In Boulder, Colorado, a group of students are working now at jobs of the future. They are building satellites and rockets, turning what has been something they previously only read about into a hands-on experience.
More than 100 Colorado high school students and college students from across the country have spent the summer building six high-powered rockets and 20 payloads. Four of the payloads were developed by college interns at Ball Aerospace, as part of the BIRST (Ball Intern Rocket Scientist Team) program.
High school students from Colorado built the other 16 payloads. The payloads will be launched Saturday on rockets made by college students from across the country who are working as interns for United Launch Alliance.
NASA currently is working on technology to take us deeper into space and travel to a variety of destinations, including asteroids, Earth’s moon, the moons of Mars, and eventually Mars itself. These students also are working on technologies to take their work into space. This summer is preparing them for the future, both theirs and ours as a nation.
These students are the future workers, designers, builders and engineers (and, yes, taxpayers) for commercial rockets going to the ISS and NASA-built deep-space exploration vehicles going to asteroids and Mars. Tomorrow’s space program is taking shape right now, and these students are training for those jobs of the future. Many of the jobs they will do haven’t been invented yet – but they are prepared to do those jobs when they exist.

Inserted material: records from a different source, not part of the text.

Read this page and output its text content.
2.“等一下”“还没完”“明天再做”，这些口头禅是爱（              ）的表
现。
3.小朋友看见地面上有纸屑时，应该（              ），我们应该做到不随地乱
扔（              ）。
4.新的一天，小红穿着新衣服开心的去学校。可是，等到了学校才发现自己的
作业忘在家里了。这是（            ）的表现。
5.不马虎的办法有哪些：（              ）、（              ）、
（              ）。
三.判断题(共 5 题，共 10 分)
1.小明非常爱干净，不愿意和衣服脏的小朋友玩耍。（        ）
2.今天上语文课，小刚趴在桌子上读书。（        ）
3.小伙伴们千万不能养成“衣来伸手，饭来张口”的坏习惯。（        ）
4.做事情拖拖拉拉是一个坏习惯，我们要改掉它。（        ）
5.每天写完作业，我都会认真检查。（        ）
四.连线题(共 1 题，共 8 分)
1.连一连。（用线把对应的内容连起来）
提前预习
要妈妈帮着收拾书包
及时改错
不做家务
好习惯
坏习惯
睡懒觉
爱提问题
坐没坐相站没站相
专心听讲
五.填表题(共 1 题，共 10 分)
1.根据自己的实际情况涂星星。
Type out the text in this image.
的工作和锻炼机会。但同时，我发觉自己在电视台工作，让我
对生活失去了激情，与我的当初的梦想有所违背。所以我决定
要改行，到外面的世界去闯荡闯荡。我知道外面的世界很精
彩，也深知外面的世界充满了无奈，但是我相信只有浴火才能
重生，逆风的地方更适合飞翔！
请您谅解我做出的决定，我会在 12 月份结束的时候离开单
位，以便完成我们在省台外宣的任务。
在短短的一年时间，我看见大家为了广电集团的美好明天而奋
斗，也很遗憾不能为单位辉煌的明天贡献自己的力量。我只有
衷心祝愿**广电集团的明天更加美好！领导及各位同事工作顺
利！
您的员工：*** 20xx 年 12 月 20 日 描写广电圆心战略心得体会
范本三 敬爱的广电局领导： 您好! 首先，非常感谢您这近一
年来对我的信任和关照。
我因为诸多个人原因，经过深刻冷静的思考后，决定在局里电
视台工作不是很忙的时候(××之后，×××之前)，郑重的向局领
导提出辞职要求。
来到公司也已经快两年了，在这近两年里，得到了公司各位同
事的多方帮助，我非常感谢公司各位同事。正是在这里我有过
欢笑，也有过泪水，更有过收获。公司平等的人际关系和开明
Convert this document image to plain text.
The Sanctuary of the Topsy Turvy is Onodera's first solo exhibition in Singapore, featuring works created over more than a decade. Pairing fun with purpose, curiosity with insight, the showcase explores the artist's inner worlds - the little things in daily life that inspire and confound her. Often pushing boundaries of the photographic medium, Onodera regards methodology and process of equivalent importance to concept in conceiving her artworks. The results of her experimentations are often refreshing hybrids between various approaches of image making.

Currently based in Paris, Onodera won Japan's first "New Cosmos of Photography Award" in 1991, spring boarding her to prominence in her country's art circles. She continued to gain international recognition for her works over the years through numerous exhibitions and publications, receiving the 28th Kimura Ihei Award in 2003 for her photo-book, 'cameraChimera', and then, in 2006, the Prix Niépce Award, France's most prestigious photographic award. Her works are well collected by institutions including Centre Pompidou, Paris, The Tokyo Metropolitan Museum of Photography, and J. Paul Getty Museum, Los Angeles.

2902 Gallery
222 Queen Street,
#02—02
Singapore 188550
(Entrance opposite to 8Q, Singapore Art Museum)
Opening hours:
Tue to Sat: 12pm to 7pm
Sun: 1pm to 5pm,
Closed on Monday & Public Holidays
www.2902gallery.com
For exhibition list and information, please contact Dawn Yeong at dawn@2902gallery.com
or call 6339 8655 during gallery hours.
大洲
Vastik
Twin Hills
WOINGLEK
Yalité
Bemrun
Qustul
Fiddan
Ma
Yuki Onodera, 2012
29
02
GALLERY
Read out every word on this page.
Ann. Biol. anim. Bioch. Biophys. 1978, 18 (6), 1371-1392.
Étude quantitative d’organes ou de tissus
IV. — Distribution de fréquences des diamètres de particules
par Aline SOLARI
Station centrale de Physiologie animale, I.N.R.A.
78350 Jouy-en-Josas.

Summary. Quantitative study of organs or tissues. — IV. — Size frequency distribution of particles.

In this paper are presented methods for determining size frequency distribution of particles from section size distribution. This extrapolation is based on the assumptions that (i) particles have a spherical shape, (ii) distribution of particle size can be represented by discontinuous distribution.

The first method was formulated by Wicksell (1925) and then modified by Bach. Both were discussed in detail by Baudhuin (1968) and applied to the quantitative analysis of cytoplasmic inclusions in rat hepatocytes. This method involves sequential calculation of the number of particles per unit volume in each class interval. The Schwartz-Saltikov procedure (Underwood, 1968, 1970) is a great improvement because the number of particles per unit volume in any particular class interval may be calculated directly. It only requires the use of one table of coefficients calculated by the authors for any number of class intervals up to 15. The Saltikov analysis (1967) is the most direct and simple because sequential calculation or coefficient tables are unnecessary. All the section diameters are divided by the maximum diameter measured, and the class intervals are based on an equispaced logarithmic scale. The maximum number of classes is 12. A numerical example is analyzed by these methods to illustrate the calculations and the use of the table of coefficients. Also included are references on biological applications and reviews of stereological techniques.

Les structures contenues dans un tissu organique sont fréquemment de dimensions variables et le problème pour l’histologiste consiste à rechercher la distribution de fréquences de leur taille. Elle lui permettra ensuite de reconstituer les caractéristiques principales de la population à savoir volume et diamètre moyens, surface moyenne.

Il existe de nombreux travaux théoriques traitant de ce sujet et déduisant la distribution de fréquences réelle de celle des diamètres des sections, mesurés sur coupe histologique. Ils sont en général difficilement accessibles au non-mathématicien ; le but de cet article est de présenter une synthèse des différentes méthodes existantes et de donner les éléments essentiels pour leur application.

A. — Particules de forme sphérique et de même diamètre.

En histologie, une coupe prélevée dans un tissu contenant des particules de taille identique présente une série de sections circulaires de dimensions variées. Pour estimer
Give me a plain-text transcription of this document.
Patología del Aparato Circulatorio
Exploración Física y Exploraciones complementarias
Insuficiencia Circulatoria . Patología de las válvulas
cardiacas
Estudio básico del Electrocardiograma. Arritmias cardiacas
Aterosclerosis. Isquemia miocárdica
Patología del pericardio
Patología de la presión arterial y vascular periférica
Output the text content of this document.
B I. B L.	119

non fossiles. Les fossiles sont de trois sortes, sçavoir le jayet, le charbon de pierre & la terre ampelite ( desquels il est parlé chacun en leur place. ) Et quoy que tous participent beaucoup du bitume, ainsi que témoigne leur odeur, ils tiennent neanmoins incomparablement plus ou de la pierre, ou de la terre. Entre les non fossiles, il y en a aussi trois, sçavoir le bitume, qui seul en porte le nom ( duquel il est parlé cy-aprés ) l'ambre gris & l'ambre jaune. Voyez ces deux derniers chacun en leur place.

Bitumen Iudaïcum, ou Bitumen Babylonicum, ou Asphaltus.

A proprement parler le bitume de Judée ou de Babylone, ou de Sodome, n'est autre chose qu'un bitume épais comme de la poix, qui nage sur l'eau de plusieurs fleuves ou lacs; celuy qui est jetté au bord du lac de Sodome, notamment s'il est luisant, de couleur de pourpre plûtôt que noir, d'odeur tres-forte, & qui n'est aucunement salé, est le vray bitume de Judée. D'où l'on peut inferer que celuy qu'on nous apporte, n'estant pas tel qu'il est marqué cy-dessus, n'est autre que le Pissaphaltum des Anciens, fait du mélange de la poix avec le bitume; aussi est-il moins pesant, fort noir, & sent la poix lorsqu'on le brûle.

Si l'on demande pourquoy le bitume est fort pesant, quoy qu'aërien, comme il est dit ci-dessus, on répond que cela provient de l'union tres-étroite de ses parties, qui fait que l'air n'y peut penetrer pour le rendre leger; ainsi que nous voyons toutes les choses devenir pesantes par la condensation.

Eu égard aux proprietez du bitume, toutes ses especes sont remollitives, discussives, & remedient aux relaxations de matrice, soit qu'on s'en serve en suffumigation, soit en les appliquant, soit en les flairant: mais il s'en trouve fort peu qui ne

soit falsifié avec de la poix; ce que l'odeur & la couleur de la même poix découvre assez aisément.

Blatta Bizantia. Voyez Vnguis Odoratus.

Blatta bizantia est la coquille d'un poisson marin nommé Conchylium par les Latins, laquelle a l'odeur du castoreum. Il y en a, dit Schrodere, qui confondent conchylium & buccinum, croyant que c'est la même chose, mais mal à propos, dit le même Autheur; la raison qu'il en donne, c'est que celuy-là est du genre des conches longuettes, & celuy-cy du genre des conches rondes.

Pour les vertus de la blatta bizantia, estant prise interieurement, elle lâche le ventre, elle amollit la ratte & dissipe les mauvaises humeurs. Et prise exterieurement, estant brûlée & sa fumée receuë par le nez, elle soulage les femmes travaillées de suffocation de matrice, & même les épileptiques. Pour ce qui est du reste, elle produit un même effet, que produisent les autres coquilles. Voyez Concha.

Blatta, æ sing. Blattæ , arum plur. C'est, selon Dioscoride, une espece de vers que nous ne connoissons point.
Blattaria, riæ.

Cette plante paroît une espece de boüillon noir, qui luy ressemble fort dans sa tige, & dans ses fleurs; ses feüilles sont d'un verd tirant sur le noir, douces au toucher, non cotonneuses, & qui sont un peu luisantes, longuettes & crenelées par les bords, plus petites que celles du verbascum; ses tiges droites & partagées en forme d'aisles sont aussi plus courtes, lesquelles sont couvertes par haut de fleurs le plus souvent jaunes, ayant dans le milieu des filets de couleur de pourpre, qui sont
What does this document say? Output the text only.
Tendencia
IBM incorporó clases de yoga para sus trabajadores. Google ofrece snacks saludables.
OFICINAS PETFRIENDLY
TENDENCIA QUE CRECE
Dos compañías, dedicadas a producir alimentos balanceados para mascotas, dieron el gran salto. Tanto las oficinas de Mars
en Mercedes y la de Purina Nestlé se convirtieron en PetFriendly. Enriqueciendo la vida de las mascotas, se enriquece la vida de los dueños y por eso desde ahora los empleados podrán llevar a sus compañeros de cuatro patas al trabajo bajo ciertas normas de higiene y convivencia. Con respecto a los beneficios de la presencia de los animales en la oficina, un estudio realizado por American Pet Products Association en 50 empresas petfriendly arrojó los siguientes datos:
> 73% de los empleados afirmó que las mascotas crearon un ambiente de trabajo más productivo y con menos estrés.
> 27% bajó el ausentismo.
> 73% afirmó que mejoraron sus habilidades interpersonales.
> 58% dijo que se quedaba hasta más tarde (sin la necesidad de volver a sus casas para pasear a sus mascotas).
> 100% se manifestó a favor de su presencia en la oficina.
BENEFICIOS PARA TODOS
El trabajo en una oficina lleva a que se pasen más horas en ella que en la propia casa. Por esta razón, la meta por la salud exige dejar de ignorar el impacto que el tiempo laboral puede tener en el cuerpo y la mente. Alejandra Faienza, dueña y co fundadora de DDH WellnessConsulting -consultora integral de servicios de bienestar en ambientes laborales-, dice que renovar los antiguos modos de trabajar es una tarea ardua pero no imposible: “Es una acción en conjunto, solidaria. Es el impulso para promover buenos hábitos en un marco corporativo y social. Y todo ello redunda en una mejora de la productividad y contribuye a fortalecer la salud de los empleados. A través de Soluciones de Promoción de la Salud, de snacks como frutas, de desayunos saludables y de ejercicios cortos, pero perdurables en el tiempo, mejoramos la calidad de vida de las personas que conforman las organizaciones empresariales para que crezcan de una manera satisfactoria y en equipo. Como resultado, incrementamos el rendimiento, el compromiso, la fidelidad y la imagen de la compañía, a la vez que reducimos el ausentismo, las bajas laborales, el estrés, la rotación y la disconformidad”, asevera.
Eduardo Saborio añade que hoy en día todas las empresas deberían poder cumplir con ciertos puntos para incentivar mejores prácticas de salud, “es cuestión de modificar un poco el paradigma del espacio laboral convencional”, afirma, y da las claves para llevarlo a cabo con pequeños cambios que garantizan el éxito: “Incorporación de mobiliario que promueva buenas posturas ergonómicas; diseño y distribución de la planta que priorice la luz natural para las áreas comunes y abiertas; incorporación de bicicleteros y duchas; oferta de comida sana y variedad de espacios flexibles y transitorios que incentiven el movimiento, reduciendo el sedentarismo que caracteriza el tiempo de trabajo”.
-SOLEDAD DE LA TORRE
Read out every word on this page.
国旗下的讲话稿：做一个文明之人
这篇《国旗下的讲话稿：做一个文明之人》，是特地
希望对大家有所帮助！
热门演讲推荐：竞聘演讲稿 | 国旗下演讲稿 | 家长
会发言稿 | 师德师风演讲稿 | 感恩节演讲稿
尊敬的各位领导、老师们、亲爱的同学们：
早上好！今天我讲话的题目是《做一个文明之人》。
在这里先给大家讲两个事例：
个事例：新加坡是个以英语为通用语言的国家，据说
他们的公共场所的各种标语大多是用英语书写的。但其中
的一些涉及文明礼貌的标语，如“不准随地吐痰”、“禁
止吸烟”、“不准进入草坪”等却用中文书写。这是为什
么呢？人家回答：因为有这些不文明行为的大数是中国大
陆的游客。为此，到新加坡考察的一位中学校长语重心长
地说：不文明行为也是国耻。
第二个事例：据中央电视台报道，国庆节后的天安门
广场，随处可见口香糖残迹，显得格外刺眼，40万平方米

NASA is departing from the model of the past, in which the government funded all space activities. To succeed, we want more than one human spaceflight provider to accommodate all of the needs we anticipate in the future. We need robust redundancy, so to speak, and we want it to be American-made. And with the success of multiple commercial partners, it frees up NASA to do the hard things, like travel to an asteroid and Mars.
This month, for the first time, we put a spacecraft, Dawn, into orbit around an asteroid. Later this year, we will launch spacecraft to Jupiter, our moon, and Mars. These missions are precursors to sending people there. What we learn from each of these missions helps us build a future where humans travel throughout the solar system.
We are building the crew vehicle that will take us there in the not-so-distant future. The President has charged us with the goal of landing humans on an asteroid by 2025. That’s a tough mission, but it is the kind of challenge that NASA does best.
We are working to help build the economy of the future, with a robust commercial space market and the opportunity to travel to space for anyone. In fact, we just signed an agreement with ULA to share data on the potential for human rating a ULA Atlas V launch vehicle as part of the Commercial Crew Development program.
NASA’s future is bright. So is the future for these students getting hands-on experience this summer. The jobs of the future are innovative, involve cutting-edge technologies, and will lead to exciting and challenging missions. Most of all, it’s what makes this country great.